24 septembre. — J’arrive, à sept heures du soir, harassé de fatigue ; je cours à la Scala. — Mon voyage est payé. Mes organes épuisés n’étaient plus susceptibles de plaisir. Tout ce que l’imagination la plus orientale peut rêver de plus singulier, de plus frappant, de plus riche en beautés d’architecture, tout ce que l’on peut se représenter en draperies brillantes, en personnages qui non-seulement ont les habits, mais la physionomie, mais les gestes des pays où se passe l’action, je l’ai vu ce soir.

25 septembre. — Je cours à ce premier théâtre du monde : l’on donnait encore la Testa di bronzo. J’ai eu tout le temps d’admirer.
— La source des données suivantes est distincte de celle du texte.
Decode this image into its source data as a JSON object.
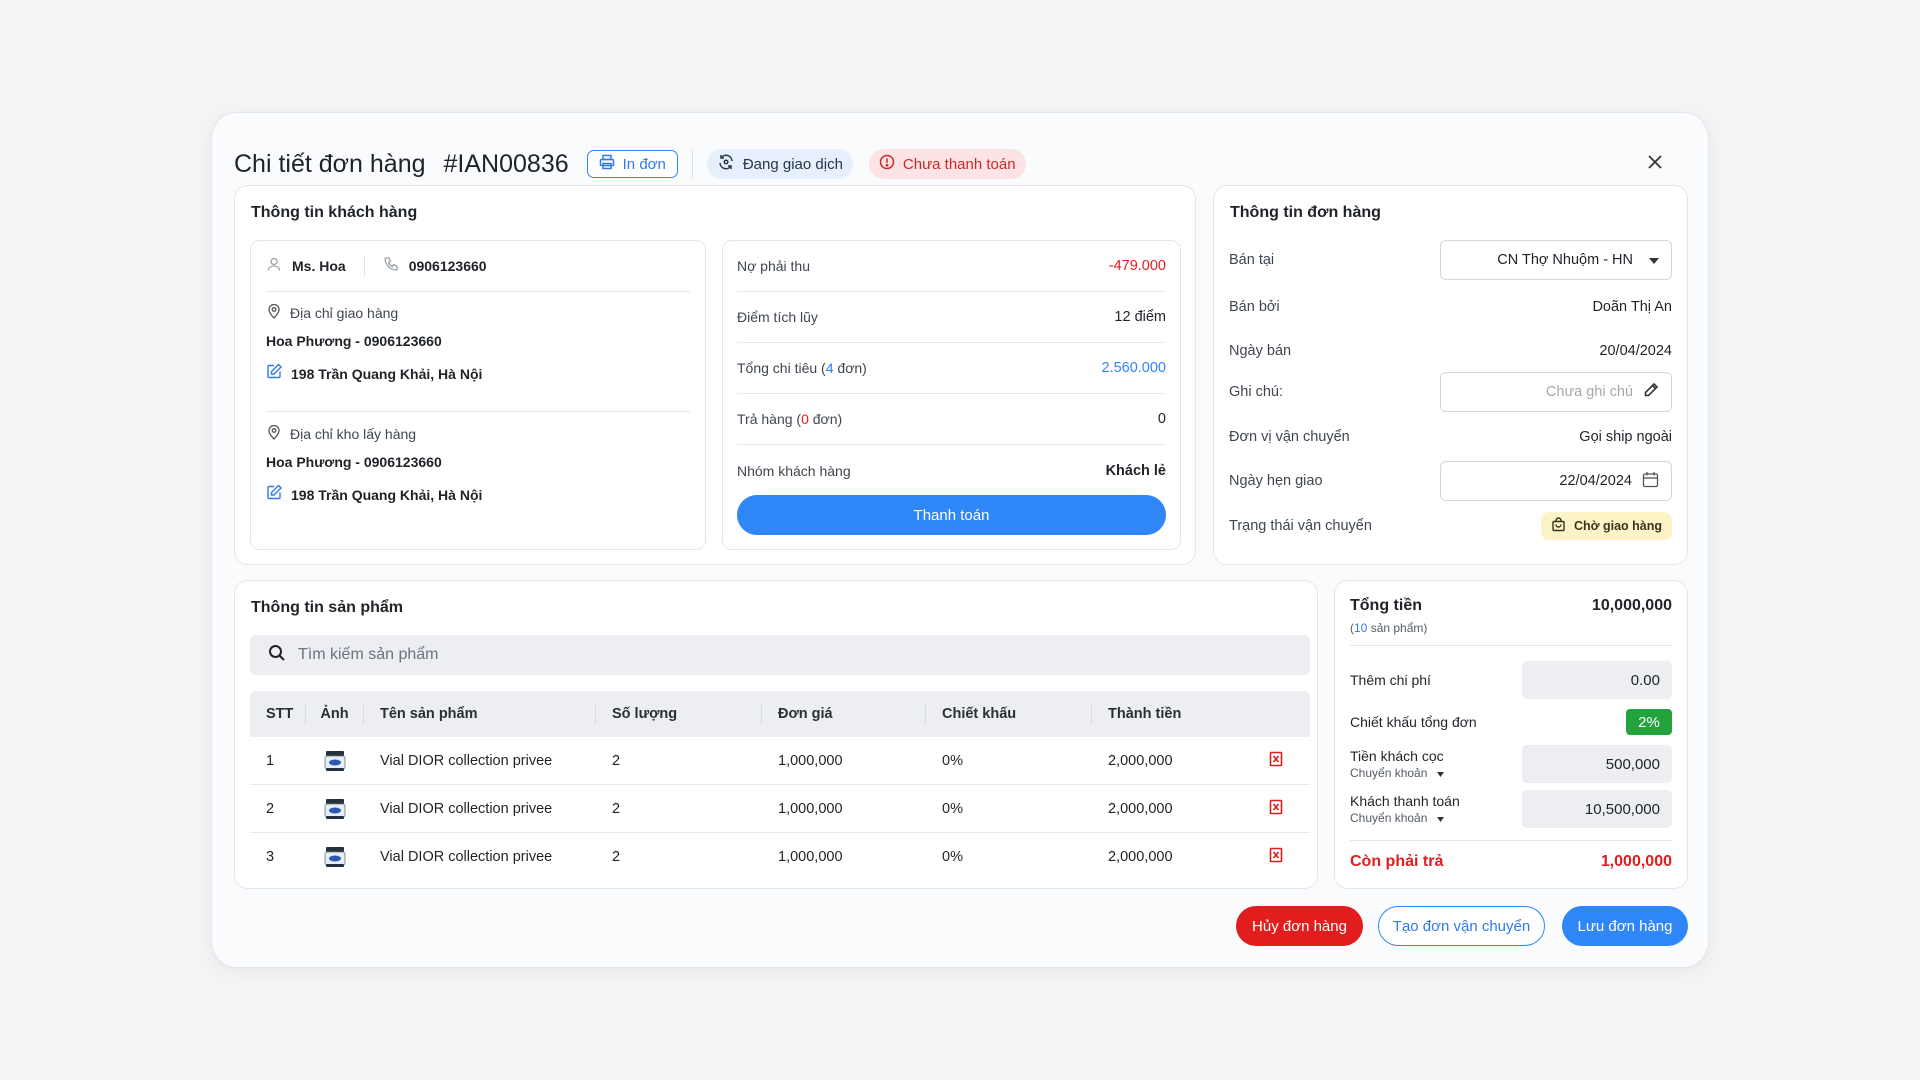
{
  "header": {
    "title": "Chi tiết đơn hàng",
    "order_id": "#IAN00836",
    "print_label": "In đơn",
    "status_trade": "Đang giao dịch",
    "status_payment": "Chưa thanh toán"
  },
  "customer": {
    "section_title": "Thông tin khách hàng",
    "name": "Ms. Hoa",
    "phone": "0906123660",
    "delivery_label": "Địa chỉ giao hàng",
    "delivery_contact": "Hoa Phương - 0906123660",
    "delivery_address": "198 Trần Quang Khải, Hà Nội",
    "pickup_label": "Địa chỉ kho lấy hàng",
    "pickup_contact": "Hoa Phương - 0906123660",
    "pickup_address": "198 Trần Quang Khải, Hà Nội"
  },
  "account": {
    "debt_label": "Nợ phải thu",
    "debt_value": "-479.000",
    "points_label": "Điểm tích lũy",
    "points_value": "12 điểm",
    "spend_label_pre": "Tổng chi tiêu (",
    "spend_count": "4",
    "spend_label_post": " đơn)",
    "spend_value": "2.560.000",
    "return_label_pre": "Trả hàng (",
    "return_count": "0",
    "return_label_post": " đơn)",
    "return_value": "0",
    "group_label": "Nhóm khách hàng",
    "group_value": "Khách lẻ",
    "pay_button": "Thanh toán"
  },
  "order": {
    "section_title": "Thông tin đơn hàng",
    "sold_at_label": "Bán tại",
    "sold_at_value": "CN Thợ Nhuộm - HN",
    "sold_by_label": "Bán bởi",
    "sold_by_value": "Doãn Thị An",
    "date_label": "Ngày bán",
    "date_value": "20/04/2024",
    "note_label": "Ghi chú:",
    "note_placeholder": "Chưa ghi chú",
    "carrier_label": "Đơn vị vận chuyển",
    "carrier_value": "Gọi ship ngoài",
    "due_label": "Ngày hẹn giao",
    "due_value": "22/04/2024",
    "ship_status_label": "Trạng thái vận chuyển",
    "ship_status_value": "Chờ giao hàng"
  },
  "products": {
    "section_title": "Thông tin sản phẩm",
    "search_placeholder": "Tìm kiếm sản phẩm",
    "columns": [
      "STT",
      "Ảnh",
      "Tên sản phẩm",
      "Số lượng",
      "Đơn giá",
      "Chiết khấu",
      "Thành tiền"
    ],
    "rows": [
      {
        "stt": "1",
        "name": "Vial DIOR collection privee",
        "qty": "2",
        "price": "1,000,000",
        "discount": "0%",
        "total": "2,000,000"
      },
      {
        "stt": "2",
        "name": "Vial DIOR collection privee",
        "qty": "2",
        "price": "1,000,000",
        "discount": "0%",
        "total": "2,000,000"
      },
      {
        "stt": "3",
        "name": "Vial DIOR collection privee",
        "qty": "2",
        "price": "1,000,000",
        "discount": "0%",
        "total": "2,000,000"
      }
    ]
  },
  "summary": {
    "total_label": "Tổng tiền",
    "total_value": "10,000,000",
    "count_pre": "(",
    "count": "10",
    "count_post": " sản phẩm)",
    "extra_label": "Thêm chi phí",
    "extra_value": "0.00",
    "discount_label": "Chiết khấu tổng đơn",
    "discount_value": "2%",
    "deposit_label": "Tiền khách cọc",
    "deposit_method": "Chuyển khoản",
    "deposit_value": "500,000",
    "paid_label": "Khách thanh toán",
    "paid_method": "Chuyển khoản",
    "paid_value": "10,500,000",
    "remaining_label": "Còn phải trả",
    "remaining_value": "1,000,000"
  },
  "actions": {
    "cancel": "Hủy đơn hàng",
    "create_shipping": "Tạo đơn vận chuyển",
    "save": "Lưu đơn hàng"
  },
  "colors": {
    "primary": "#2f86f6",
    "danger": "#e11d1d",
    "success": "#22a33b",
    "warning_bg": "#fcf3c7"
  }
}
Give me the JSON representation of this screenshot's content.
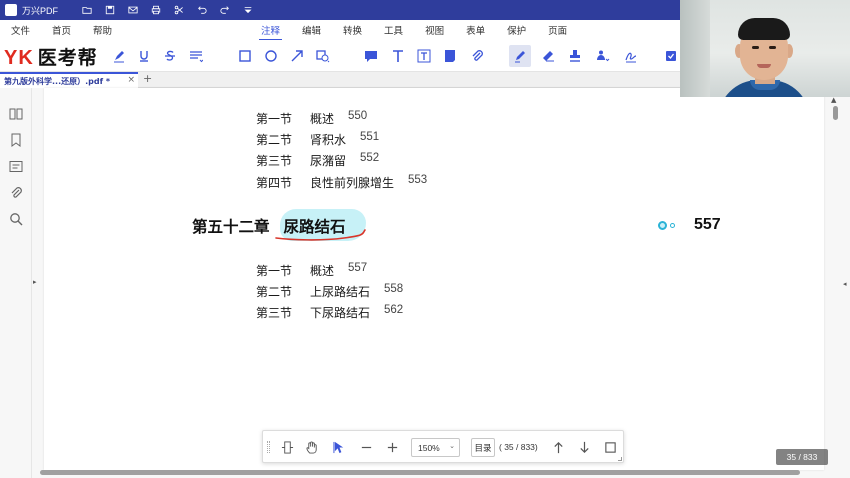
{
  "window": {
    "app_title": "万兴PDF"
  },
  "menu": {
    "left": [
      "文件",
      "首页",
      "帮助"
    ],
    "tabs": [
      {
        "label": "注释",
        "active": true
      },
      {
        "label": "编辑",
        "active": false
      },
      {
        "label": "转换",
        "active": false
      },
      {
        "label": "工具",
        "active": false
      },
      {
        "label": "视图",
        "active": false
      },
      {
        "label": "表单",
        "active": false
      },
      {
        "label": "保护",
        "active": false
      },
      {
        "label": "页面",
        "active": false
      }
    ]
  },
  "brand": {
    "yk": "YK",
    "name": "医考帮"
  },
  "document_tab": {
    "name": "第九版外科学...还原）.pdf *",
    "close": "×",
    "add": "+"
  },
  "toc": {
    "upper": [
      {
        "section": "第一节",
        "title": "概述",
        "page": "550"
      },
      {
        "section": "第二节",
        "title": "肾积水",
        "page": "551"
      },
      {
        "section": "第三节",
        "title": "尿潴留",
        "page": "552"
      },
      {
        "section": "第四节",
        "title": "良性前列腺增生",
        "page": "553"
      }
    ],
    "chapter": {
      "number": "第五十二章",
      "title": "尿路结石",
      "page": "557"
    },
    "lower": [
      {
        "section": "第一节",
        "title": "概述",
        "page": "557"
      },
      {
        "section": "第二节",
        "title": "上尿路结石",
        "page": "558"
      },
      {
        "section": "第三节",
        "title": "下尿路结石",
        "page": "562"
      }
    ]
  },
  "bottom_toolbar": {
    "zoom": "150%",
    "toc_label": "目录",
    "page_info": "( 35 / 833)"
  },
  "page_badge": "35 / 833",
  "colors": {
    "title_bar": "#2f3d9c",
    "accent": "#3b55d8",
    "brand_red": "#e02b20",
    "highlight": "#bdeef6",
    "pen_annotation": "#d9362b"
  }
}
La scène se passe en Hongrie ; jamais prince hongrois ne fut plus fier, plus brusque, plus généreux, plus militaire que Galli. C’est un des meilleurs acteurs que j’aie rencontrés ; c’est la plus belle voix de basse que j’aie jamais entendue : elle fait retentir jusqu’aux corridors de cet immense théâtre[1].

Quelle science du coloris dans la manière dont les habillements sont distribués ! J’ai vu les plus beaux tableaux de Paul Véronèse. À côté de Galli, prince hongrois, en costume national,

  1. Il n’est guère probable que ce qu’on disait des voix en 1816 se trouve encore vrai dix ans plus tard. (Note ajoutée en 1826.)